The bill being floated would apply to undocumented immigrants who came to the United States before the age of 14 as long as they are under the age of 28, if they have no college degree. If they are college-educated, the age limit is 32, according to the Daily Caller. The Dream Act, by contrast, would allow immigrants to apply so long as they came before the age of 16 and are currently under the age of 30. Both plans require an immigrant to show good moral character, maintain a felony-free criminal record, and live in the U.S. for five consecutive years before the bill’s enactment – assuring foreign nationals will not enter the country now simply to apply.
It’s a bit difficult to understand the logic of this legislation as anything other than arbitrary salami-slicing.
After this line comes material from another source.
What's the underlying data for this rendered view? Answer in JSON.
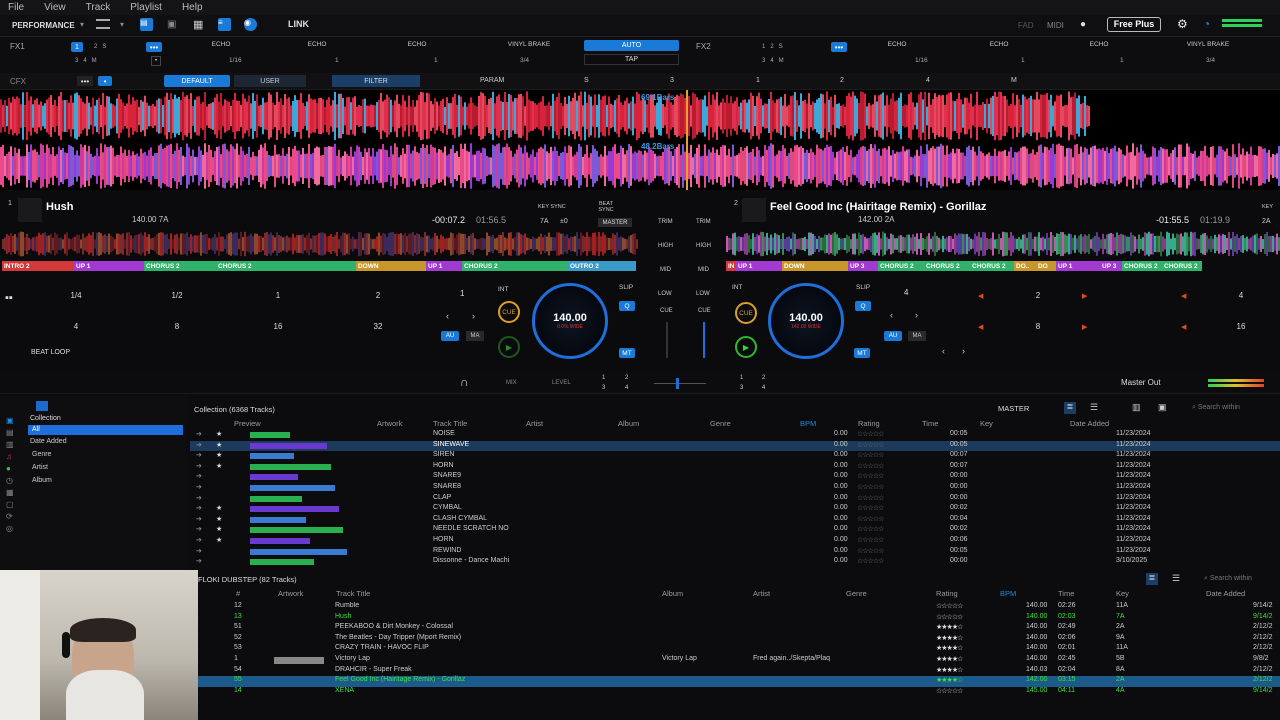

If you oppose the policy objectives of the DREAM Act, there’s nothing about ACHIEVE’s slightly stingier mentality that really addresses those concerns. And if you support the policy objectives of the DREAM Act, then this kind of mini-DREAM is just worse. There’s obviously some political strategizing happening here, but I can’t quite parse how it works. The bottom line in either case is that we’re talking about people who’ve grown up in the United States, have graduated from high school, and are either prepared to obtain higher education or to serve in the American military. In a sensible world we would recognize that one of America’s great strengths as a society is precisely that lots of people like that want to live and work in the United States and pay taxes and become citizens.